内部統制でよく言われるリスクの評価と対応とは
リスクの評価と対応のプロセス
  1. リスクの識別
  2. リスクの分類
  3. リスクの分析
  4. リスクの評価
  5. リスクへの対応

リスクの評価と対応の概要

リスクとは、組織目標の達成を阻害する要因をいい、組織に損失を与える可能性のあるものをいい、リスクの評価とは、組織目標の達成に影響を与える事象について、組織目標の達成を阻害する要因をリスクとして識別、分析および評価し、当該リスクへの適切な対応を行う一連のプロセスのことをいいます。

リスクの評価と対応の実際の流れは、一般的に 1.リスクの識別、2.リスクの分類、3.リスクの分析、4.リスクの評価、5.リスクへの対応(評価されたリスクについて、その回避、低減、移転又は受容等の対応を行うこと)となります。

リスクの識別

リスクの評価と対応のプロセスにおいては、まずはじめに、リスクを適切に識別することが必要となります。ここでリスクとは、組織目標の達成に影響を与える可能性のある事象のことであり、どのようなリスクがあるのかを特定する必要があります。リスクは、全社的なレベルから業務プロセスのレベルまで様々な段階で存在するため、各段階において網羅的に適切にリスクを識別することが重要となります。

例えば、机上でリスクの検討を行うことの他に、とある業務プロセスについて、実際の証憑を確認しながら業務のフローを確認することにより、その業務の潜在的なリスクまで把握することが可能となります。

リスクの分類

リスクの分類においては、識別したリスクを適切に分析及び評価するために、リスクのレベル(全社的なリスクか業務プロセス内のリスクか)や、過去に生じたリスクか未経験のリスクか等の観点から分類することが重要となります。
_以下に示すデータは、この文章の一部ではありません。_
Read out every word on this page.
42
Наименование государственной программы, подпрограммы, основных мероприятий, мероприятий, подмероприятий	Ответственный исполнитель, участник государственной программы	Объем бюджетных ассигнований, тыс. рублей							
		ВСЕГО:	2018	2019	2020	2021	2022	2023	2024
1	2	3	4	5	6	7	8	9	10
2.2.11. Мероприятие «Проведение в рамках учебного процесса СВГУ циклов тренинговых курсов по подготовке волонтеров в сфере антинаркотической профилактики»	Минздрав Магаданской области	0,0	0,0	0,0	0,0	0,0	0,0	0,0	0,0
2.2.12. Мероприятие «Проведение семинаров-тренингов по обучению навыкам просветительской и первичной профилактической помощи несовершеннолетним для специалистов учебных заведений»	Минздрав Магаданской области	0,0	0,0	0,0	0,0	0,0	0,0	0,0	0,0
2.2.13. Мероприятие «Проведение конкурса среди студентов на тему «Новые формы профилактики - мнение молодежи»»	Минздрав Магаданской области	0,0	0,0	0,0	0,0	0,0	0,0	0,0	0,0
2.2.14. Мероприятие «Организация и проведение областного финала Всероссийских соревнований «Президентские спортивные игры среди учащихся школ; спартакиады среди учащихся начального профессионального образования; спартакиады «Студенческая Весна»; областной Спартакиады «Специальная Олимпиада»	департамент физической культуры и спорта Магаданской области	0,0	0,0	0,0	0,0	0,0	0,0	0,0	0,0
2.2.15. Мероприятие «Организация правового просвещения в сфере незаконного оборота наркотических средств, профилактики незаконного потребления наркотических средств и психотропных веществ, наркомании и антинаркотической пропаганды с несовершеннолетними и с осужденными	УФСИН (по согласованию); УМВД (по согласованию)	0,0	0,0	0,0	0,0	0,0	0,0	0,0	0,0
例えば、財務諸表に計上されている資産が実在しないかもしれないと考えられるリスクは、全社的なリスクで未経験のリスクであり、学納金の金額について、入金金額と計上金額が異なることが毎年発生している場合、これは学納金プロセスという業務プロセス内の過去に発生したリスクと判断されます。

リスクの分析

リスクの分析においては、識別・分類したリスクについて、当該リスクが発生する可能性及びリスクがもたらす影響の大きさを分析し、リスクの重要性を見積もります

例えば、財務諸表に計上されている資産が実在しないかもしれないと考えられるリスクは、発生する可能性は低いと考えられますが、そのリスクが発現した場合の影響は大変大きなものとなります。また、学納金の金額について、入金金額と計上金額が異なることが毎年発生しているリスクは、発生する可能性は高いものの、金額的影響はそれほど大きくないと判断することが考えられます。

リスクの評価

リスクの評価においては、リスクの分析で判断したリスクの重要性に応じて、対応策を講じるべきリスクかどうかを評価します。ここで、組織においては、識別・分類したリスクのすべてに対応策を講じるのではなく、費用対効果を鑑みて重要性があるものについて対応策を講じることが重要となります。
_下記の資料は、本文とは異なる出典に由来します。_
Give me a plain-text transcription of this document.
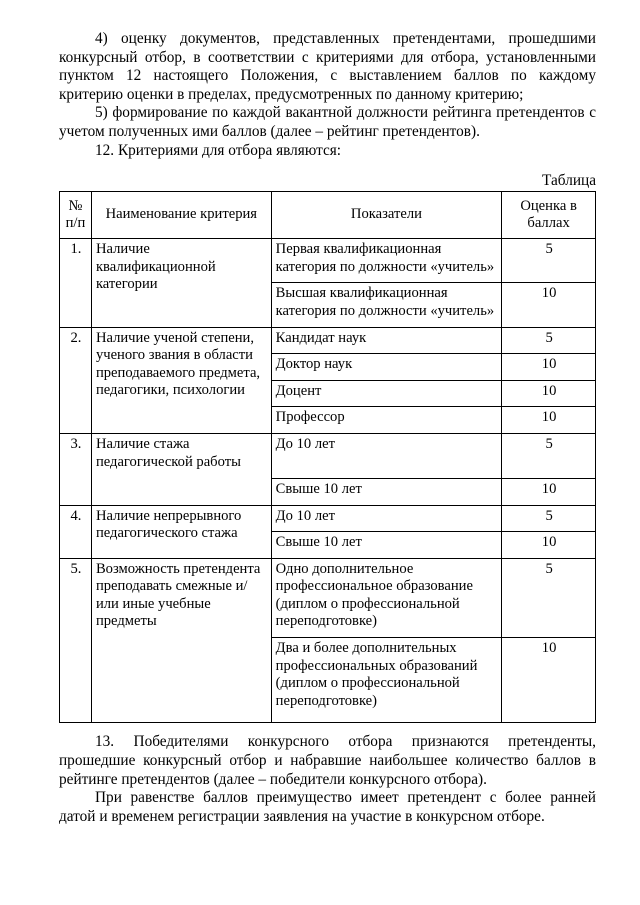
4) оценку документов, представленных претендентами, прошедшими конкурсный отбор, в соответствии с критериями для отбора, установленными пунктом 12 настоящего Положения, с выставлением баллов по каждому критерию оценки в пределах, предусмотренных по данному критерию;

5) формирование по каждой вакантной должности рейтинга претендентов с учетом полученных ими баллов (далее – рейтинг претендентов).

12. Критериями для отбора являются:

Таблица
№ п/п	Наименование критерия	Показатели	Оценка в баллах
1.	Наличие квалификационной категории	Первая квалификационная категория по должности «учитель»	5
		Высшая квалификационная категория по должности «учитель»	10
2.	Наличие ученой степени, ученого звания в области преподаваемого предмета, педагогики, психологии	Кандидат наук	5
		Доктор наук	10
		Доцент	10
		Профессор	10
3.	Наличие стажа педагогической работы	До 10 лет	5
		Свыше 10 лет	10
4.	Наличие непрерывного педагогического стажа	До 10 лет	5
		Свыше 10 лет	10
5.	Возможность претендента преподавать смежные и/или иные учебные предметы	Одно дополнительное профессиональное образование (диплом о профессиональной переподготовке)	5
		Два и более дополнительных профессиональных образований (диплом о профессиональной переподготовке)	10

13. Победителями конкурсного отбора признаются претенденты, прошедшие конкурсный отбор и набравшие наибольшее количество баллов в рейтинге претендентов (далее – победители конкурсного отбора).

При равенстве баллов преимущество имеет претендент с более ранней датой и временем регистрации заявления на участие в конкурсном отборе.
例えば、財務諸表に計上されている資産が実在しないかもしれないと考えられるリスクに対しては、発生可能性が低くともその重要性を鑑みて何らかの対応策を講じるべきと考えたり、学納金の金額について、入金金額と計上金額が異なることが毎年発生しているリスクに対しては、毎期発生している事象のため、何らかの対応策を講じるべきと考えたりすることが考えられます。

リスクへの対応

リスクへの対応においては、前述までのリスクの評価を受けて、当該リスクへの適切な対応を選択するプロセスをいいます。リスクへの対応に当たっては、評価されたリスクについて、その回避、低減、移転又は受容等、適切な対応を選択することになります。

例えば、財務諸表に計上されている資産が実在しないかもしれないと考えられるリスクに対しては、重要性を鑑みて発生可能性は低くとも、監事等の適切な役職者が監査を行うことで対応策としていたり、学納金の金額について、入金金額と計上金額が異なることが毎年発生しているリスクに対しては、毎期発生している事象のため、管理部で毎期差額分析を行うといったことが考えられます。